Durante a minha breve presença na residência dos Ebberheart, testemunhei ao adentrar a “área de serviço” da casa, enquanto procurava por um banheiro, a patroa Jennifer da Costa Ebberheart ameaçando retirar integralmente o salário da empregada e, acima de tudo, proferindo xingamentos racistas e outras falas desumanizantes contra Lúcia.
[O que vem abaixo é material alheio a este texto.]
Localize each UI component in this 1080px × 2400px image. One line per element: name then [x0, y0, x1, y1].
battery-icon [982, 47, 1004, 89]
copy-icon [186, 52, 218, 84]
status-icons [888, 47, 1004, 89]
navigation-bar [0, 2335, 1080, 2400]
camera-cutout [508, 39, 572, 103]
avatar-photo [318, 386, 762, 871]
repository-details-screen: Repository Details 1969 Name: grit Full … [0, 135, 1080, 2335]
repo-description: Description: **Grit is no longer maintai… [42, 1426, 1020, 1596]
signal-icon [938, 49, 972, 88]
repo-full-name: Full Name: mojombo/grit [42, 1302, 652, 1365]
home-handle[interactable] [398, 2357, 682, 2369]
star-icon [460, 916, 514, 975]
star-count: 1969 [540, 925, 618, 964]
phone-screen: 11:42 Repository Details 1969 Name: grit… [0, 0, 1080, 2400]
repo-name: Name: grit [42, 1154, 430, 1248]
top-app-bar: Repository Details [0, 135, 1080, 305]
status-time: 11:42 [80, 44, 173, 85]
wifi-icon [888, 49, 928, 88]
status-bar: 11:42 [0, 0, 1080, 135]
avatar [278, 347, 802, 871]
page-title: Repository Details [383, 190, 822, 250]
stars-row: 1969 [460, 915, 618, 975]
Frente a tais crimes, imediatamente saí da residência e busquei por meios legais para denunciar a conjuntura e a família Ebberheart, evidentemente criminosa, aos órgãos públicos.

Exigi respostas à minha colega sobre Lúcia e, em face de mais exemplos de explorações – como o miserável “salário” de 500 reais mensais recebido pela empregada, mantida trabalhando o dia e a noite, impedida de visitar sua família e restrita a morar em um cubículo sujo nos fundos da casa -, demando que as autoridades libertem a trabalhadora das referidas condições, tão espantosamente similares ao cotidiano da sociedade oitocentista escravocrata brasileira. Lúcia, um ser humano, está, neste exato momento, tendo sua humanidade negada, submetida às vontades de seus patrões, em um perfeito retrato da realidade violenta do Brasil em relação às empregadas domésticas, com seus direitos humanos e trabalhistas violados diariamente.